二人きりになれる場所として、わたし達は最寄りのカラオケ店へと移動した。
「なんか歌う?」
「いい。」
「そう。」
個室に入ってからも、わたしはなかなか本題を切り出せなかった。
暗めに設定したライトや、端っこが破けたソファーや、モニターの中でなんか喋ってる知らないバンドマンたち。

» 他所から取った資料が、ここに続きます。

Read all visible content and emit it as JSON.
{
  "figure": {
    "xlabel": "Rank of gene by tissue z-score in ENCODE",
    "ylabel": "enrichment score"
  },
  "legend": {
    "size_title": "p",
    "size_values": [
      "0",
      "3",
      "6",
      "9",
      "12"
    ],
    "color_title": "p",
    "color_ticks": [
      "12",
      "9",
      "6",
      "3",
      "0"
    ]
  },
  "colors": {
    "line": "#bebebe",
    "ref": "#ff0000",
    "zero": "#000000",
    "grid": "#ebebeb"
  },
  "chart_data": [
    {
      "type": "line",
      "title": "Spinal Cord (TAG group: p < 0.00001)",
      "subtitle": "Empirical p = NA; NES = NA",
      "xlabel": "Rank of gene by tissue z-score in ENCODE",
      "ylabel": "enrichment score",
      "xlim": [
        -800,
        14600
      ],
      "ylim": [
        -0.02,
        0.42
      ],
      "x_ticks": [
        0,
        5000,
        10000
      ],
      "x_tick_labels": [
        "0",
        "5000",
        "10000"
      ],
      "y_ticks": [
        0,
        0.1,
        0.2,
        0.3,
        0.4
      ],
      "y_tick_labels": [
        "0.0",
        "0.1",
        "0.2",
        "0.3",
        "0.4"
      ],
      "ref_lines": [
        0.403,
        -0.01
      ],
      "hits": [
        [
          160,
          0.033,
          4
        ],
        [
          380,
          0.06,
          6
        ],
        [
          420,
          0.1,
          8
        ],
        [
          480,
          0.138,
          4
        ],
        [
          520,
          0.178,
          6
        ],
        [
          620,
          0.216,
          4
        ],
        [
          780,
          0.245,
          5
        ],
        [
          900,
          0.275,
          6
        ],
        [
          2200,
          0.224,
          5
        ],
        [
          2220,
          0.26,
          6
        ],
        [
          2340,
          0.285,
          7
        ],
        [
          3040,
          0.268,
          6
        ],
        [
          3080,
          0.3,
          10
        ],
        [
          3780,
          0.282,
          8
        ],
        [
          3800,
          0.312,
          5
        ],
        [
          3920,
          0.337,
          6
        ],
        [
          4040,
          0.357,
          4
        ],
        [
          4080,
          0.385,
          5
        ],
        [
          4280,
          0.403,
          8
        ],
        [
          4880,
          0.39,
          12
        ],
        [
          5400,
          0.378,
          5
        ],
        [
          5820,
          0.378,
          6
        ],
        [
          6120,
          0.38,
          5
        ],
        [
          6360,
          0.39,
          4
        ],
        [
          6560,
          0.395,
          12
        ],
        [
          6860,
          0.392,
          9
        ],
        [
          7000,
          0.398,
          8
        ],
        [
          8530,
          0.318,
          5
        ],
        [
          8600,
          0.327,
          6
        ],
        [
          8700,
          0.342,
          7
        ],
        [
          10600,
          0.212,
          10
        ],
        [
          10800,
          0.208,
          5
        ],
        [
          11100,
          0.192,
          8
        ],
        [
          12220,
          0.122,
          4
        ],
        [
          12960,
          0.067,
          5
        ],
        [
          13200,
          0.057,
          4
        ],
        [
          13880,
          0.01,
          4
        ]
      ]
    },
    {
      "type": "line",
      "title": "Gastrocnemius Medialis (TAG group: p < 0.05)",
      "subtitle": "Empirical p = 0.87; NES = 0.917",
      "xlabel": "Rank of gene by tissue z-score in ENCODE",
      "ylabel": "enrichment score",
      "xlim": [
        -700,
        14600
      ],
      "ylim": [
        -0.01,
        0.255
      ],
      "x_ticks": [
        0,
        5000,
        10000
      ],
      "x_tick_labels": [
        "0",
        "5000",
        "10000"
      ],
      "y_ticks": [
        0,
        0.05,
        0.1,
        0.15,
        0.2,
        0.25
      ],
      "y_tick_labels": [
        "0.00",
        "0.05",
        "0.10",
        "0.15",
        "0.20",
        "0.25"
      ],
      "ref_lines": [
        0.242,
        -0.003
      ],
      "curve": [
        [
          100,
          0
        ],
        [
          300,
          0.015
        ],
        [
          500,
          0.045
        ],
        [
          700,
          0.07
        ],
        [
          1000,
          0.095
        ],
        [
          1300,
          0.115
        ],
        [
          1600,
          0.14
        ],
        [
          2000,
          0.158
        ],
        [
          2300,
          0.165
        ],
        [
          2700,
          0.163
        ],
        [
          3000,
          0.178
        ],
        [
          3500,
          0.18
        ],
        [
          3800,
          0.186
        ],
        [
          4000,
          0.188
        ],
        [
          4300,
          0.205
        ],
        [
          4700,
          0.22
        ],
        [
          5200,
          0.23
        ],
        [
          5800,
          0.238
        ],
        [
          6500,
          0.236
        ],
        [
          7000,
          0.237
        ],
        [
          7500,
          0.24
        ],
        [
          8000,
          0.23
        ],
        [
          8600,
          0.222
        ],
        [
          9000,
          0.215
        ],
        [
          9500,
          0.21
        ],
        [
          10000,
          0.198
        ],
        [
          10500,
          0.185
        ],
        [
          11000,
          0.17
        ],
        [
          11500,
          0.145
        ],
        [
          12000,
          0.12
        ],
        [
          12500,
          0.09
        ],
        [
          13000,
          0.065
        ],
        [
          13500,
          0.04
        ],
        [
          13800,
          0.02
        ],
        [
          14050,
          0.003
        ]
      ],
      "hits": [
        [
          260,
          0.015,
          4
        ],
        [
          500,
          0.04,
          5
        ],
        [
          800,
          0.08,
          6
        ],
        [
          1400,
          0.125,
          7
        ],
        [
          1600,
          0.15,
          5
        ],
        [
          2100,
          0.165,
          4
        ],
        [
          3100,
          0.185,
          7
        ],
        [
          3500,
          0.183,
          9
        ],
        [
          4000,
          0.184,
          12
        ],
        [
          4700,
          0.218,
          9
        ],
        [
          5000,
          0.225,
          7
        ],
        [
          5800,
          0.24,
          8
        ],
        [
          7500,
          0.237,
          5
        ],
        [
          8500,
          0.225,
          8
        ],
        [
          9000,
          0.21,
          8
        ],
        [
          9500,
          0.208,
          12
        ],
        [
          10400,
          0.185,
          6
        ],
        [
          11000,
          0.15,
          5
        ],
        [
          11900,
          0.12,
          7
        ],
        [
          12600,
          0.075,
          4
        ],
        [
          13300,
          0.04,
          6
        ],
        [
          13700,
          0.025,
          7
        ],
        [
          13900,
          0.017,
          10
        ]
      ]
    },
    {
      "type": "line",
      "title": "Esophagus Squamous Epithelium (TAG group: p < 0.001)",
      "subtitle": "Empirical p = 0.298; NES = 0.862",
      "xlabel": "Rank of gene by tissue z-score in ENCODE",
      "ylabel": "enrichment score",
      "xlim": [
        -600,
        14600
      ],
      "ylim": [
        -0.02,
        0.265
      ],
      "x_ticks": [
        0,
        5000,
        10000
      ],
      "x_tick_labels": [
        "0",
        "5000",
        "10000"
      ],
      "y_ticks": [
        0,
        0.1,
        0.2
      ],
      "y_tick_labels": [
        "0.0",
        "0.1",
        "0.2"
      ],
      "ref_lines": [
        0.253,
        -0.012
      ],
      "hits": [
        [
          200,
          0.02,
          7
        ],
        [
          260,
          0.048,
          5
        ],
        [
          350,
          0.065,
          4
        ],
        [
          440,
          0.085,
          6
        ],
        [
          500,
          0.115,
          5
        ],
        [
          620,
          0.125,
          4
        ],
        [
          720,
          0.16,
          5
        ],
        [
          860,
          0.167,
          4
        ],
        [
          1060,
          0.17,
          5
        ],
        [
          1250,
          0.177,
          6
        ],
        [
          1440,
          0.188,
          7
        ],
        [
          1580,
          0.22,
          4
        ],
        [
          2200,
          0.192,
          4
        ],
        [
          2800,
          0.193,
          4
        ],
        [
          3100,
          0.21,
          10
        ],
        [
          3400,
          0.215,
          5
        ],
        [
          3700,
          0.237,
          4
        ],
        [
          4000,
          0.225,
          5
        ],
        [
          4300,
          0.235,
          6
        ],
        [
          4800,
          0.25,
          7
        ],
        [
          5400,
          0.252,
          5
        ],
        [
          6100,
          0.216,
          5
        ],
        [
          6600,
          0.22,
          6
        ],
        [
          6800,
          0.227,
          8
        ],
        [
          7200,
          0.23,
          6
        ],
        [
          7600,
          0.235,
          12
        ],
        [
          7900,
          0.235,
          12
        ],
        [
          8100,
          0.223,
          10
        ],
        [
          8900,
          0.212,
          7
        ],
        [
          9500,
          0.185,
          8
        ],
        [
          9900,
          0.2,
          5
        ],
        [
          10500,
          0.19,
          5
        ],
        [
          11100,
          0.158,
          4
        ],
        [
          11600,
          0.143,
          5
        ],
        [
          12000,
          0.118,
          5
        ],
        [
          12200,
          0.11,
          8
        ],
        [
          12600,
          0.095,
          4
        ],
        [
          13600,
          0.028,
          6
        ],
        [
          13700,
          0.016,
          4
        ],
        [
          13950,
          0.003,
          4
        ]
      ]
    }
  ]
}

カラオケならではの空間を前に、あの日あの時は楽しかったの思い出ばかりが、走馬灯のように流れて消えていった。
「そっちから聞きにくいだろうから、僕から言うね。」
そこは普通に僕なんだな。
意を決してというよりは、どこか観念した様子で、彼は話し始めた。
「なんで急にこんな、女の人の格好をしてるのか。」
「うん。」
「君にとっては急かもしれないけど、僕にとっては実は、急じゃあないんだ。」
この先の展開が読めない。
違う。読める。読みたくない。
この先に彼が何を言うのか、わたしには分かる。
この先の私達がどうなっていくのか、わたしには分かる。
「本当は僕は、僕じゃないんだ。」
読めないんじゃないの。読みたくないの。
読んだ先のビジョンが、現実になってほしくないの。
「生まれついた性別は男のものだけど、それは生物学上ってだけで、僕自身の気持ちは違うんだ。」
「うん。」
「僕は、本当は、」
「うん。」
「女性に、なりたいんだ。」
なりたかったと、過去形ではなく。
なりたいと、現在進行形なのは、つまり。
つまり、そういうことなんだ。
「いつからなのか、聞いていい?」
「いつから……。」
「わたしと付き合う前から?
もっとずっと、子供の頃から?」
「子供の頃、から、違和感みたいなのはあったけど。
はっきりと自覚をしたのは、割と最近かな。」
「わたしのせいとか───」
「それはない。せいとかは有り得ない。
君が悪いとかは、そういうのでは絶対にないから。」
きっと彼は、一生分の勇気を振り絞って今、ここにいる。
他にも色々、ずる賢い手段をとろうと思えば出来たはずなのに、わたしに正直でいることを選んでくれている。
「酷なことを言うようだけど。
君にはむしろ、感謝してるんだ。」
「感謝?」
「僕に、本当はどんな自分になりたいかって、気付かせてくれたこと。」
「今の、その姿の自分が、なりたかった自分?」
「……本当の本当は、体もぜんぶ、」
「体もぜんぶ、女になりたい?」
「そう。」
だから、泣くな。
彼が必死に、涙を堪えて、話してくれているんだから。
ただの私が、ただ泣くな。
「じゃあ、女として、男の人と付き合ってみたい?」
「……なくは、ない。」
当たっちゃった。
外れてほしかったビジョンが、現実になっちゃった。
「信じてほしいんだけど、君を好きな気持ちは嘘じゃないよ。
ずっと、本心で、君を好きだよ。」
「うん。」
「でも、君が好きになってくれたのは、僕の方の僕で。
どうしたって、今までどおりの関係じゃいられないってことも、分かってる。」
「うん。」
「そういうのも全部ひっくるめて、覚悟の上で、話した。」
「うん。」
本当はもっと、たくさん、言いたいことも聞きたいこともあった。
後生だからドッキリであってくれと、何度も願った。
でも、何を言っても何を聞いても、何度願ったとしても。
もう、かつてのコロちゃんは居ないし、かつてのトロちゃんには戻れない。
もう、あの日あの時の楽しかった思い出は、思い出にしかならないんだ。
「今日はもう、バイバイした方がいい?」
「ごめん。」
「先出る?後がいい?」
「あと。」
「わかった。
お金、ここ置いとくね。」
二人分の料金をテーブルに置いた彼が、席を立つ。
ふわりと香ったのは、女物の、フローラル系の香水だった。
「コロちゃん、」
「うん?」
「話してくれて、ありがとう。」
「……うん。
聞いてくれて、ありがとう。」
彼が個室を出ていく。
モニターの中のバンドマンが、新曲のおすすめポイントを教えてくれている。
「牛丼でも食べて帰るかぁ。」
受付をした時に店員さんに渡された、サービス向上のためのアンケート用紙。
"何名様でいらっしゃいましたか"の項目には、女性二人と書いておいた。